Julian's fourth oration, a prose hymn To King Sun, πρὸς Ἥλιον βασιλέα, is dedicated to Sallustius; his eighth is a 'Consolation to Himself upon the Departure of Sallustius'. (He had been with Julian in the wars in Gaul, and was recalled by the jealousy of the emperor Constantius.) It is a touching and even a noble treatise. The nervous self-distrust which was habitual in Julian makes him write always with a certain affectation, but no one could mistake the real feeling of loss and loneliness that runs through the consolation. He has lost his 'comrade in the ranks', and now is 'Odysseus left alone'. So he writes, quoting the Iliad; Sallustius has been carried by God outside the spears and arrows: 'which malignant men were always aiming at you, or rather at me, trying to wound me through you, and believing that the only way to beat me down was by depriving me of the fellowship of my true friend and fellow-soldier, the comrade who never flinched from sharing my dangers.'

One note recurs four times; he has lost the one man to whom he could talk as a brother; the man of 'guileless and clean free-speech',[180:1] who was honest and unafraid and able to contradict the emperor freely because of their mutual trust. If one thinks of it, Julian, for all his gentleness, must have been an alarming emperor to converse with. His standard of conduct was not only uncomfortably high, it was also a little unaccountable. The most correct and blameless court officials must often have suspected that their master looked upon them as simply wallowing in sin. And that feeling does not promote ease or truthfulness. Julian compares his friendship with Sallustius to that of Scipio and Laelius. People said of Scipio that he only carried out what Laelius told him. 'Is that true of me?' Julian asks himself. 'Have I only done what Sallustius told me?' His answer is sincere and beautiful: κοινὰ τὰ φίλων. It little matters who suggested, and who agreed to the suggestion; his thoughts, and any credit that came from the thoughts, are his friend's as much as his own. We happen to hear from the Christian Theodoret (Hist. iii. 11) that on one occasion when Julian was nearly goaded into persecution of the Christians, it was Sallustius who recalled him to their fixed policy of toleration.

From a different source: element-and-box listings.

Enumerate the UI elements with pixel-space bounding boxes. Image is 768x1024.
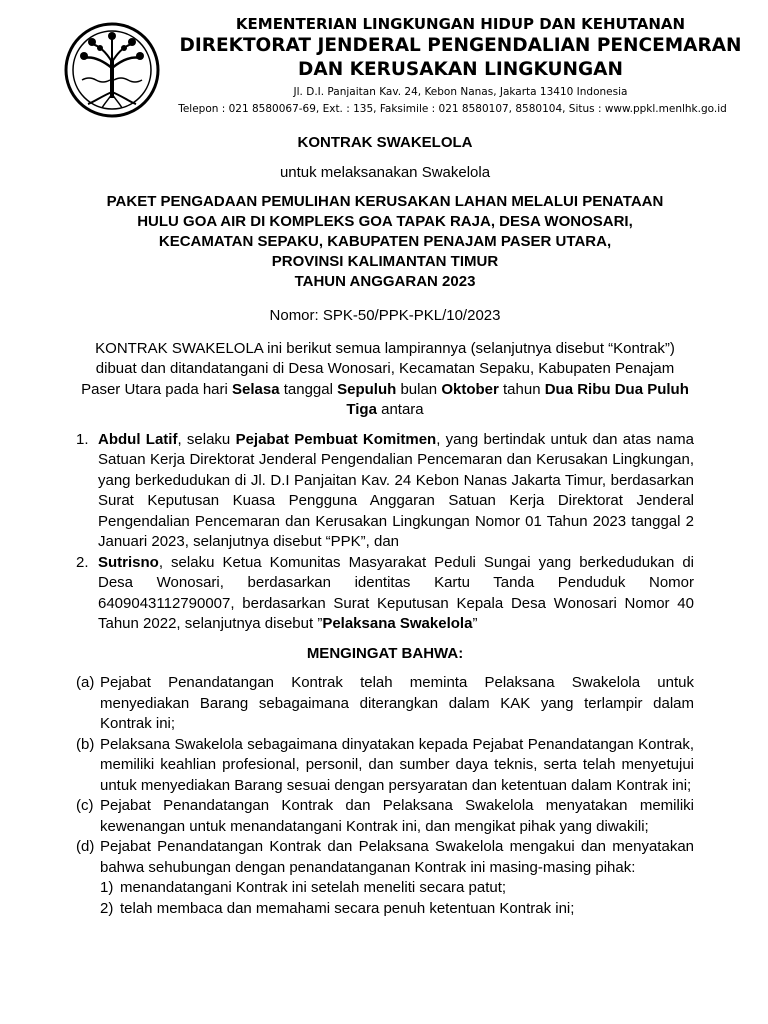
parties-list [76,430,694,635]
recital-text: Pejabat Penandatangan Kontrak dan Pelaksana Swakelola mengakui dan menyatakan bahwa sehubungan dengan penandatanganan Kontrak ini masing-masing pihak: [100,838,694,876]
intro-text: tahun [498,380,545,398]
recitals-heading: MENGINGAT BAHWA: [306,644,464,662]
party-item [76,553,694,635]
intro-date: Sepuluh [337,380,397,398]
recital-label: (b) [76,735,95,753]
party-text [98,553,694,635]
package-title-line: TAHUN ANGGARAN 2023 [294,273,476,290]
party-number: 2. [76,553,89,571]
party-item [76,430,694,553]
contract-body [76,133,694,919]
intro-year: Dua Ribu Dua Puluh Tiga [346,380,689,418]
contract-intro [76,339,694,421]
contract-title: KONTRAK SWAKELOLA [297,134,473,151]
party-number: 1. [76,430,89,448]
sublist-text: menandatangani Kontrak ini setelah meneliti secara patut; [120,879,507,896]
party-name: Sutrisno [98,553,159,571]
contract-number: Nomor: SPK-50/PPK-PKL/10/2023 [269,307,501,324]
party-text [98,430,694,553]
intro-day: Selasa [232,380,280,398]
letterhead-contact: Telepon : 021 8580067-69, Ext. : 135, Faksimile : 021 8580107, 8580104, Situs : www.ppkl.menlhk.go.id [178,103,727,115]
sublist-label: 1) [100,879,114,896]
package-title-line: PROVINSI KALIMANTAN TIMUR [271,253,499,270]
recital-text: Pejabat Penandatangan Kontrak telah meminta Pelaksana Swakelola untuk menyediakan Barang sebagaimana diterangkan dalam KAK yang terlampir dalam Kontrak ini; [100,674,694,732]
letterhead-text [158,14,763,117]
recital-item [76,796,694,837]
party-desc: , selaku Ketua Komunitas Masyarakat Peduli Sungai yang berkedudukan di Desa Wonosari, berdasarkan identitas Kartu Tanda Penduduk Nomor 6409043112790007, berdasarkan Surat Keputusan Kepala Desa Wonosari Nomor 40 Tahun 2022, selanjutnya disebut ” [98,553,694,632]
recital-item [76,837,694,919]
party-role: Pejabat Pembuat Komitmen [235,430,437,448]
recital-item [76,673,694,735]
party-desc: , selaku [177,430,236,448]
recital-label: (a) [76,674,95,691]
directorate-name-line2: DAN KERUSAKAN LINGKUNGAN [298,59,623,80]
recital-label: (c) [76,797,94,814]
recital-item [76,735,694,797]
package-title [76,192,694,292]
package-title-line: HULU GOA AIR DI KOMPLEKS GOA TAPAK RAJA, DESA WONOSARI, [137,213,633,230]
recital-content [100,837,694,919]
sublist-item [100,878,694,899]
ministry-name: KEMENTERIAN LINGKUNGAN HIDUP DAN KEHUTANAN [235,15,686,33]
recital-text: Pejabat Penandatangan Kontrak dan Pelaksana Swakelola menyatakan memiliki kewenangan untuk menandatangani Kontrak ini, dan mengikat pihak yang diwakili; [100,797,694,835]
recitals-list [76,673,694,919]
intro-text: KONTRAK SWAKELOLA ini berikut semua lampirannya (selanjutnya disebut “Kontrak”) dibuat dan ditandatangani di Desa Wonosari, Kecamatan Sepaku, Kabupaten Penajam Paser Utara pada hari [81,339,675,398]
party-alias: Pelaksana Swakelola [322,615,473,632]
package-title-line: KECAMATAN SEPAKU, KABUPATEN PENAJAM PASER UTARA, [158,233,612,250]
letterhead [58,14,742,126]
letterhead-address: Jl. D.I. Panjaitan Kav. 24, Kebon Nanas, Jakarta 13410 Indonesia [293,86,628,98]
contract-subtitle: untuk melaksanakan Swakelola [279,163,491,181]
intro-text: antara [376,401,424,418]
directorate-name-line1: DIREKTORAT JENDERAL PENGENDALIAN PENCEMARAN [179,35,742,56]
party-desc: ” [472,615,478,632]
party-name: Abdul Latif [98,430,178,448]
sublist-item [100,899,694,920]
recital-text: Pelaksana Swakelola sebagaimana dinyatakan kepada Pejabat Penandatangan Kontrak, memiliki keahlian profesional, personil, dan sumber daya teknis, serta telah menyetujui untuk menyediakan Barang sesuai dengan persyaratan dan ketentuan dalam Kontrak ini; [100,735,694,794]
package-title-line: PAKET PENGADAAN PEMULIHAN KERUSAKAN LAHAN MELALUI PENATAAN [106,193,664,210]
recital-sublist [100,878,694,919]
sublist-label: 2) [100,899,114,917]
sublist-text: telah membaca dan memahami secara penuh ketentuan Kontrak ini; [120,899,575,917]
recital-label: (d) [76,838,95,855]
party-desc: , yang bertindak untuk dan atas nama Satuan Kerja Direktorat Jenderal Pengendalian Pencemaran dan Kerusakan Lingkungan, yang berkedudukan di Jl. D.I Panjaitan Kav. 24 Kebon Nanas Jakarta Timur, berdasarkan Surat Keputusan Kuasa Pengguna Anggaran Satuan Kerja Direktorat Jenderal Pengendalian Pencemaran dan Kerusakan Lingkungan Nomor 01 Tahun 2023 tanggal 2 Januari 2023, selanjutnya disebut “PPK”, dan [98,430,694,550]
intro-text: bulan [396,380,442,398]
intro-text: tanggal [279,380,338,398]
intro-month: Oktober [441,380,499,398]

Sallustius then may be taken to represent in the most authoritative way the Pagan reaction of Julian's time, in its final struggle against Christianity.

He was, roughly speaking, a Neo-Platonist. But it is not as a professed philosopher that he writes. It is only that Neo-Platonism had permeated the whole atmosphere of the age.[181:1] The strife of the philosophical sects had almost ceased. Just as Julian's mysticism made all gods and almost all forms of worship into one, so his enthusiasm for Hellenism revered, nay, idolized, almost all the great philosophers of the past. They were all trying to say the same ineffable thing; all lifting mankind towards the knowledge of God. I say 'almost' in both cases; for the Christians are outside the pale in one domain and the Epicureans and a few Cynics in the other. Both had committed the cardinal sin; they had denied the gods. They are sometimes lumped together as Atheoi. L'athéisme, voilà l'ennemi.